Yesterday was our 21st anniversary. We had an amazing dinner at our favorite restaurant, Roy's, earlier in the week. It's a once a year sort of place, but is well worth it!
Last year, we were on an airplane headed to Seattle with the kids.
Lee was pretty brave in marrying me. We came from very different sorts of families. His was stable, his parents had been married for 35+ years (celebrated their 50th in 2002), and he'd gotten support in just about any venture he was interested in. Mine, on the other hand, was unstable from the get-go. I don't know whether my mom was ever happy. She wasn't depressed, but just always seemed as though she'd rather be doing something else with a different group of people. My dad was manic depressive and an alcoholic. Boy did we put the fun in dysfunctional.
One thing I think young people forget, is you aren't just marrying the person you choose, you are marrying their family as well. You are marrying their drama and the drama of their family. If I had been Lee's parents, I would have been lighting candles and sacrificing animals to keep him from marrying me.

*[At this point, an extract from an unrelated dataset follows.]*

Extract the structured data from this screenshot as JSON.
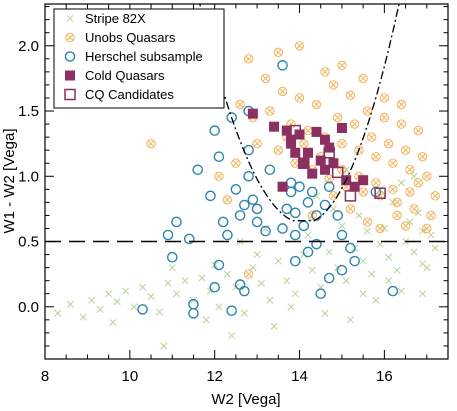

I hadn't finished college and soon had to drop out of school to support myself. My parents divorced when I was 19 and I needed a place to live. I wasn't encouraged to live with either one of them to say the least. I also came into our relationship with the burden of caring for my mentally ill, physically ill, and jobless father. I didn't live with him, but he no longer had anyone in the world but me. He was in and out of the hospital and finally had to enter a nursing home. All this before Lee ever proposed marriage. He was out of his mind! "Run, Forrest, Run!".
Here we are 21 years later. He's had many hurdles to jump in our marriage. He has taught me that the only successful marriage is one in which both partners are willing to compromise. It cannot flourish until both parties are willing to come to the middle on every important issue. It cannot flourish unless both parties are happy with the compromise. One cannot win over the other. He had to teach me that. In my house, you fought to win. It shouldn't be a struggle. We agreed on so many important things (spending habits, basic beliefs about humanity, church, saving habits), that he chose to overlook my family drama and marry me anyway.
He won me over to a better way of looking at life. One in which there is hope and compromise. We still have our arguments, but we work them out. We work to uphold each other. No one wins at the expense of the other. It has never been, and will never be, "My way or the highway." I am always heard and always respected.
Thank you, Lee. For marrying me. For being patient. For teaching me that marriage can be a place of happiness and strength. For showing me that there can be no true balance if one of us wins and one of us looses.